Connecticut Votes Colorblind

in Connecticut, Fall 2004 Newswire, Richard Rainey
November 6th, 2004

By Richard Rainey

WASHINGTON, Nov. 6, 2004- On election night, during national contests described in opposing hues of red and blue, Connecticut voters proved themselves colorblind.

The campaigns of George W. Bush and John F. Kerry counted Connecticut among the blue Democratic states, and Kerry upheld that label by carrying every county. But in statewide elections, voters split along a very different fault line: they chose experience over new talent across the board, regardless of a candidate’s party. The likely reason: incumbency brings with it an almost insurmountable mountain of political capital.

A town-by-town survey of the 2 nd District’s political landscape over the last four years made abundantly clear the stark advantage of an incumbent representative.

On the national level, incumbent members of the House of Representatives enjoyed a reelection rate as high as 90 percent over the past few election cycles.
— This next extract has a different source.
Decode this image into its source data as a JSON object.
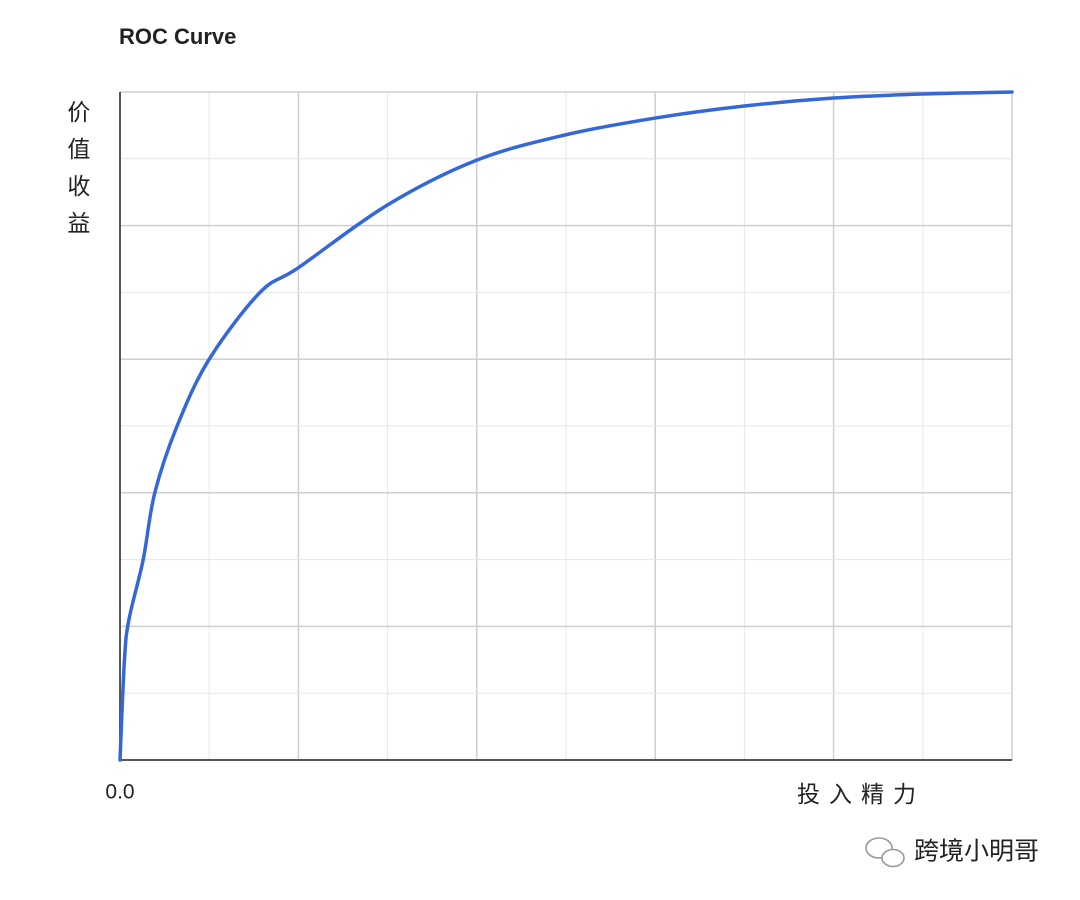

In Connecticut, that rate hasn’t dipped below 100 percent since 2000, when Republican Rob Simmons beat incumbent Democrat Sam Gejdenson. And with all five incumbents returning to Washington, it will not change this year.

Incumbency gives a candidate an advantage in two obvious arenas: fund raising and the ability to provide money for pet projects for constituents during the federal appropriations process. An incumbent Simmons took advantage of both in his win over Democrat Jim Sullivan. He doubled Sullivan’s fundraising efforts and after four years in Congress could take credit for helping bring funds to numerous ventures in Eastern Connecticut.
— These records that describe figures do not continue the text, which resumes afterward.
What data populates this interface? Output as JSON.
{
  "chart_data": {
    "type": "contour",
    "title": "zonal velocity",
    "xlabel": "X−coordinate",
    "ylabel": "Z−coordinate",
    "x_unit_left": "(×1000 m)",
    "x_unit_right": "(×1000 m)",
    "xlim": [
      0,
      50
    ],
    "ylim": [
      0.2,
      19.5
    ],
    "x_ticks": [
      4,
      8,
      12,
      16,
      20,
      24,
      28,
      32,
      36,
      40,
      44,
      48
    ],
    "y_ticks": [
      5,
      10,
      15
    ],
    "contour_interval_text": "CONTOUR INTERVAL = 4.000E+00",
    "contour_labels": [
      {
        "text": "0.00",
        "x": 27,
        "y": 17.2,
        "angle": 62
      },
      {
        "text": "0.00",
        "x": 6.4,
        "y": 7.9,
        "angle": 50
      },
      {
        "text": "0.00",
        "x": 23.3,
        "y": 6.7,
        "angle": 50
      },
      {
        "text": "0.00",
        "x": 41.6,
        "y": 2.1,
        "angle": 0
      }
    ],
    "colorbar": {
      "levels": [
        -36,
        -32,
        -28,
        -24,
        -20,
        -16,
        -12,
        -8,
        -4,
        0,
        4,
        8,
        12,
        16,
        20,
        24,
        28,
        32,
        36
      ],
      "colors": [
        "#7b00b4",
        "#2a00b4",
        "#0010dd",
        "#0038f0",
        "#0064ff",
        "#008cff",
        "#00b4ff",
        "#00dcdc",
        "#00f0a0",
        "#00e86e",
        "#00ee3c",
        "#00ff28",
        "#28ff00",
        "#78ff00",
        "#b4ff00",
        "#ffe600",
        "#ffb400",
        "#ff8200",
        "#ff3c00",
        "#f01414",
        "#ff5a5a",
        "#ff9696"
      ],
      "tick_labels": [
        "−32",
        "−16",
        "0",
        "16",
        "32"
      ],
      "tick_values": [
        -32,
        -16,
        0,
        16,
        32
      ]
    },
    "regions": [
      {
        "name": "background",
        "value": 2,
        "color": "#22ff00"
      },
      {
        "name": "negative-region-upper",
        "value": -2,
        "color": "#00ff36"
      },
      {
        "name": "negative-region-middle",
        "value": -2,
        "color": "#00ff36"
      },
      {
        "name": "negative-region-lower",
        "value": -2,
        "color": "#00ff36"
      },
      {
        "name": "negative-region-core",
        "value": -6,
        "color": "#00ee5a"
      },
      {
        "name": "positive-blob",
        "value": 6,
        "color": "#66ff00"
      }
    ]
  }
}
Such money-moving brought Simmons another benefit that helped him win voters in a traditionally Democratic district – name recognition. His success after the state’s 2001 redistricting effort underscored the advantage of being well known.
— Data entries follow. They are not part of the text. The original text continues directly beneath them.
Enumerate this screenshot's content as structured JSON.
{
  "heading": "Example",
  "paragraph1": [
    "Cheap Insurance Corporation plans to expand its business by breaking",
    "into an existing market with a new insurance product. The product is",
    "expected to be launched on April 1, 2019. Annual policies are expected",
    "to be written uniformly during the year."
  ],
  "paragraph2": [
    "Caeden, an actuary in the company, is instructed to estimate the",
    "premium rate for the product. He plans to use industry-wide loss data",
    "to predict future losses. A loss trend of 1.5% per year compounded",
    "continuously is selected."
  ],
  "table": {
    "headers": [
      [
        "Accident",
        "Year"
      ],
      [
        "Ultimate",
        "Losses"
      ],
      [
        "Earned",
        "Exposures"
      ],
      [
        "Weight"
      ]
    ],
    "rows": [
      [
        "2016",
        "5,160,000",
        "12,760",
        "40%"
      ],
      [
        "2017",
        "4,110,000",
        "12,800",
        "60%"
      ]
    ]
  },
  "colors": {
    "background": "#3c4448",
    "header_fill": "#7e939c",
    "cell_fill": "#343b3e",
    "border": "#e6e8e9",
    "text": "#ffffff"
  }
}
In the wake of the 2000 census, 11 towns were added to the 2 nd district. Three of those – Somers, Suffield and Enfield – came from the now defunct 6 th District, then represented by Republican Nancy Johnson. The other eight were chiseled out of the 1 st and 3 rd districts, each represented by a Democrat.

During his first bid for reelection in 2002, 10 of the 11 towns voted to keep Simmons in office. On Tuesday, he took all 11. But before redistricting, the eight towns from the 1 st and 3 rd Districts had solid histories of voting for Democrats.

“It’s because of the independents,” said Christopher Barnes, a University of Connecticut pollster and expert on the state’s voting patterns.

As the largest voting bloc in the state, independents – or those unaffiliated with any party – account for 44 percent of Connecticut’s 2.1 million registered voters. They tend to be less politically active people who register by party, Barnes said, which makes name recognition vital to winning their support.

“They know the names,” Barnes said in a phone interview. “We have a lot of challengers starting from scratch, and the default position for the independents is to vote for the incumbent.”

Take Madison, for instance. Redistricting moved this affluent seaside town 30 miles west of New London from the 3 rd District into the 2 nd . For the past three election cycles, Republican registered voters there have outnumbered Democrats nearly 2 to 1. The town’s first selectman, Thomas Scarpati, is a Republican. And in 2002 and 2004, it voted to reelect Republican Simmons by an average of 60 percent.

But in 2000, when it was part of the 3 rd District, the town voted to reelect the Democratic incumbent, DeLauro, by nearly the same margin. Reflecting the statewide average, 43 percent of Madison’s 13,385 registered voters that year were independent.

“Independents lock on to the incumbent, and so aren’t really that independent,” Barnes said.

The jockeying for the independent vote in Connecticut forces many candidates, especially Republicans, to dodge association with a national party.

“The way it works in Connecticut is that if you want to be a successful Republican candidate, you place yourself as a maverick,” Barnes said. Simmons used this technique to great success in both bids for reelection, under very different circumstances.

“He did the first with a tailwind and the second with a headwind,” Barnes said.

In 2002 Simmons shared a ticket headlined by a then-popular Republican governor, John Rowland. This year, he ran in front of an electorate that predominantly favored the Democratic Kerry. Simmons defied pollsters, who called his race against Sullivan a dead heat, winning by an 8-point margin.